Memang sih, gaya penulisan diubah, teknik paraphrase juga diizinkan, sedikit opini konyol menyertai untuk menambah garam dari masakan yang sudah tersedia di atas meja.
Ide? Nun jauh di sana ada yang namanya dunia maya. Mau tahu apa-apa cukup klik beberapa.
Bahkan ilmu angka yang kukuasai juga sebenarnya bukan origaniltasku. Ilmu ini sudah ada. Acek belajar secara otodidak dari puluhan buku terbitan luar negeri. Aneh di Indonesia, tapi sudah umum di sono.

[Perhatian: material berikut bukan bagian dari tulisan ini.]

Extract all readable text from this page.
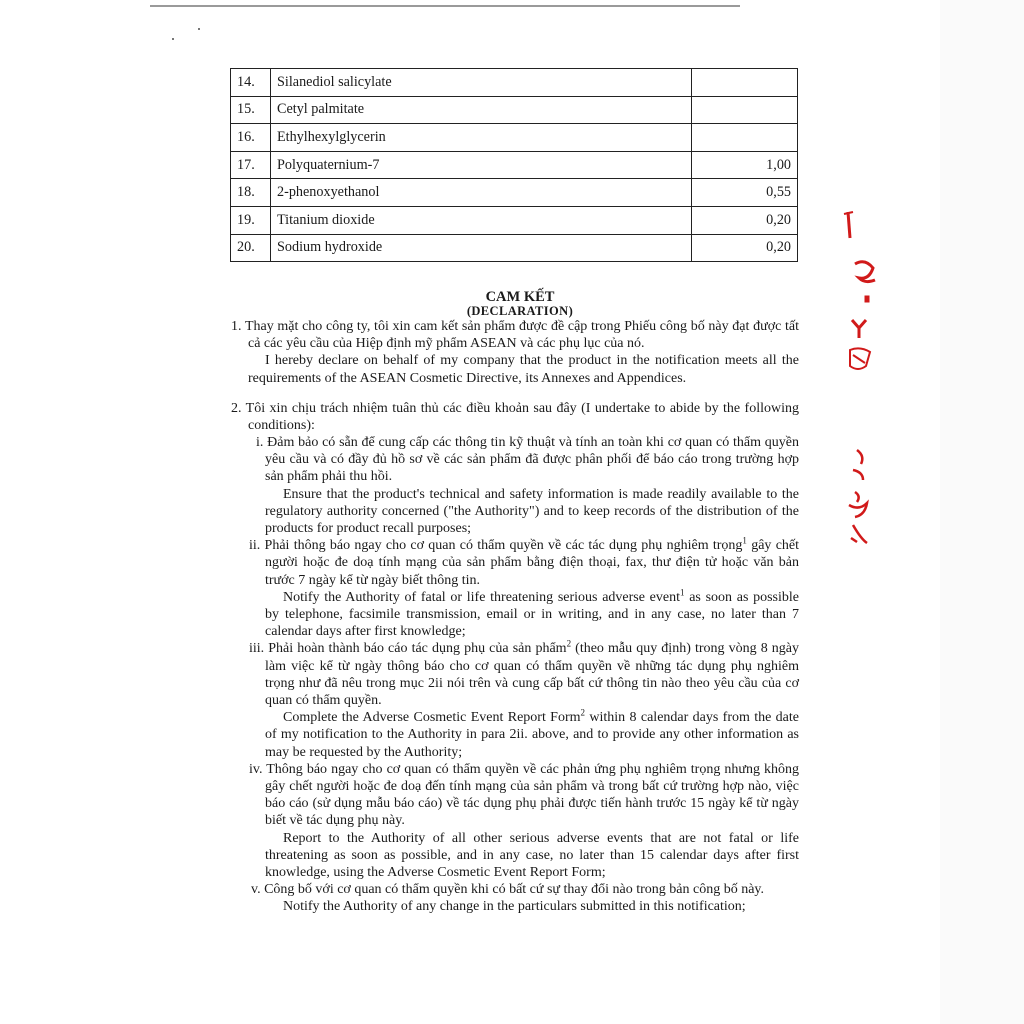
14.	Silanediol salicylate	
15.	Cetyl palmitate	
16.	Ethylhexylglycerin	
17.	Polyquaternium-7	1,00
18.	2-phenoxyethanol	0,55
19.	Titanium dioxide	0,20
20.	Sodium hydroxide	0,20
CAM KẾT
(DECLARATION)

1. Thay mặt cho công ty, tôi xin cam kết sản phẩm được đề cập trong Phiếu công bố này đạt được tất cả các yêu cầu của Hiệp định mỹ phẩm ASEAN và các phụ lục của nó.

I hereby declare on behalf of my company that the product in the notification meets all the requirements of the ASEAN Cosmetic Directive, its Annexes and Appendices.

2. Tôi xin chịu trách nhiệm tuân thủ các điều khoản sau đây (I undertake to abide by the following conditions):

i. Đảm bảo có sẵn để cung cấp các thông tin kỹ thuật và tính an toàn khi cơ quan có thẩm quyền yêu cầu và có đầy đủ hồ sơ về các sản phẩm đã được phân phối để báo cáo trong trường hợp sản phẩm phải thu hồi.

Ensure that the product's technical and safety information is made readily available to the regulatory authority concerned ("the Authority") and to keep records of the distribution of the products for product recall purposes;

ii. Phải thông báo ngay cho cơ quan có thẩm quyền về các tác dụng phụ nghiêm trọng$^1$ gây chết người hoặc đe doạ tính mạng của sản phẩm bằng điện thoại, fax, thư điện tử hoặc văn bản trước 7 ngày kể từ ngày biết thông tin.

Notify the Authority of fatal or life threatening serious adverse event$^1$ as soon as possible by telephone, facsimile transmission, email or in writing, and in any case, no later than 7 calendar days after first knowledge;

iii. Phải hoàn thành báo cáo tác dụng phụ của sản phẩm$^2$ (theo mẫu quy định) trong vòng 8 ngày làm việc kể từ ngày thông báo cho cơ quan có thẩm quyền về những tác dụng phụ nghiêm trọng như đã nêu trong mục 2ii nói trên và cung cấp bất cứ thông tin nào theo yêu cầu của cơ quan có thẩm quyền.

Complete the Adverse Cosmetic Event Report Form$^2$ within 8 calendar days from the date of my notification to the Authority in para 2ii. above, and to provide any other information as may be requested by the Authority;

iv. Thông báo ngay cho cơ quan có thẩm quyền về các phản ứng phụ nghiêm trọng nhưng không gây chết người hoặc đe doạ đến tính mạng của sản phẩm và trong bất cứ trường hợp nào, việc báo cáo (sử dụng mẫu báo cáo) về tác dụng phụ phải được tiến hành trước 15 ngày kể từ ngày biết về tác dụng phụ này.

Report to the Authority of all other serious adverse events that are not fatal or life threatening as soon as possible, and in any case, no later than 15 calendar days after first knowledge, using the Adverse Cosmetic Event Report Form;

v. Công bố với cơ quan có thẩm quyền khi có bất cứ sự thay đổi nào trong bản công bố này.

Notify the Authority of any change in the particulars submitted in this notification;
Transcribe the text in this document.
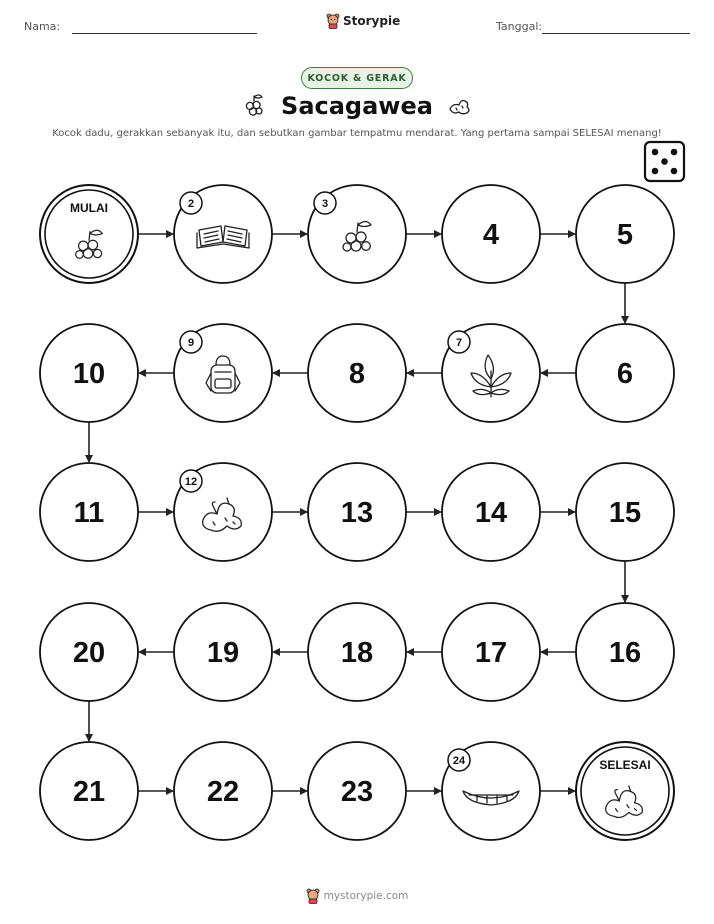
Nama:	Storypie	Tanggal:
KOCOK & GERAK
Sacagawea
Kocok dadu, gerakkan sebanyak itu, dan sebutkan gambar tempatmu mendarat. Yang pertama sampai SELESAI menang!
MULAI	2	3
4	5
6
7
8
9
10
11
12
13	14	15
16
17
18
19
20
21	22	23
24	SELESAI
mystorypie.com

Jadinya, Acek sedih. Menjadi Kompasianer yang nulisnya bukan yang "asli." Apalagi para Tante seringkali pula membisiki Acek.
Kas... kas... kas... kas... kas... kas... kas... kas... kas... kas... kas... kas... kas... kas... kas... kas... kas... kas... kas... kas... kas... kas... kas... kas... kas... kas... kas... kas...
Kasihan loe...
Tapi, sebenarnya tidak juga sih. Ada juga ide original Acek. Itu setelah sekian lama bergaul di dunia tanpa batas ini. Mendapat pencerahan dari para sesepuh Kompasianer.
Bak murid silat yang tetiba bertemu dengan guru hebat. Jurus Shaolin digabung dengan rahasia Bu Tong Pai. Golok Pembunuh Naga ditempa dengan batu meteor.
Nah, pada titik inilah Acek menemukan ciri khas origaniltasnya. Menjadi penulis hebat tanpa contekan. Semuanya ditulis dari hati yang paling dalam dengan jiwa yang penuh daleman.